## zzr0ck3r one year ago Good methods for finding eigen values? $$M = \begin{array}{cc} 0&1&1&1&1& \\ 1&0&1&1&1 \\ 1&1&0&1&1 \\ 1&1&1&0&1\\ 1&1&1&1&0 \end{array}$$

1. zzr0ck3r

@freckles where you go ;(

2. UsukiDoll

$\det(A- \lambda I) =0$ and then use cofactor expansion like crazy

3. zzr0ck3r

I said good methods :)

4. UsukiDoll

=(

5. UsukiDoll

row operations first? idk that may destroy the determinant...

6. freckles

lol well ... I was kind of trying to see if could find a pattern but I didn't see a pattern like you know M_n is a n by n matrix with 0's on the diagonal and 1's everywhere else but it was totally not a good method

7. freckles

and not just a bad method but it didn't seem to work like that

8. UsukiDoll

does this whole matrix break one of the rules for row operations?

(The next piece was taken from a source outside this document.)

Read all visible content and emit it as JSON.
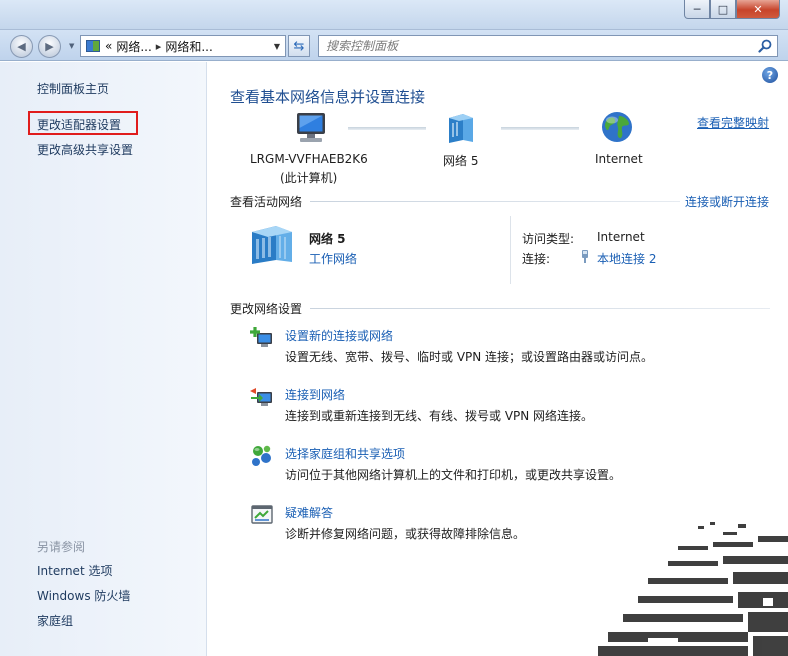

Don't we need a 1 at the top left corner of the first row?

9. zzr0ck3r

word

10. UsukiDoll

row swaps... so it does not break the first rule

11. UsukiDoll

I would switch the last one with the first one r_1<->r_5

12. UsukiDoll

swap r_2 <-> r_4 , then r_3 <-> r_4 ?

13. freckles

actually I do see a pattern

14. freckles

so there must be some kinda of shortcut for M_n where M_n is a n by n matrix with 0's a long the diagonal and 1's elsewhere

15. freckles

I want to make a conjecture $\text{ egienvalues }(M_n)=n-1,-1 \text{ (multiplicity } (n-1) \text{ )}$

16. freckles

Now I know this isn't a method but it might help to come up with something from this if it is even true

17. freckles

like we know the trace of M is suppose to be the sum of the eigenvalues

18. freckles

$0=\lambda_1+\lambda_2+\lambda_3+\lambda_4+\lambda_5$

19. freckles

I don't know a quick way to find the determinant but the product of the eigenvalues equals the determinant

20. zzr0ck3r

ill play with this too

21. freckles

another cute thing $M_n=[1]_n-I$ where 1_n is a n by n matrix only made of 1's and I is the identity matrix don't know if this helps yet

22. freckles

you know I'm not totally sure yet but it seems to be: in this case anyways $\text{ eigenvalues(}M_n\text{)}=\text{ egivenvalues(}[1]_n\text{)}-\text{ egienvalues(}I\text{)}$

23. freckles

the eigenvalues of I are 1 (n amount of times) and the eigenvalues of [1]_n are n, 0 (n-1 amount of times)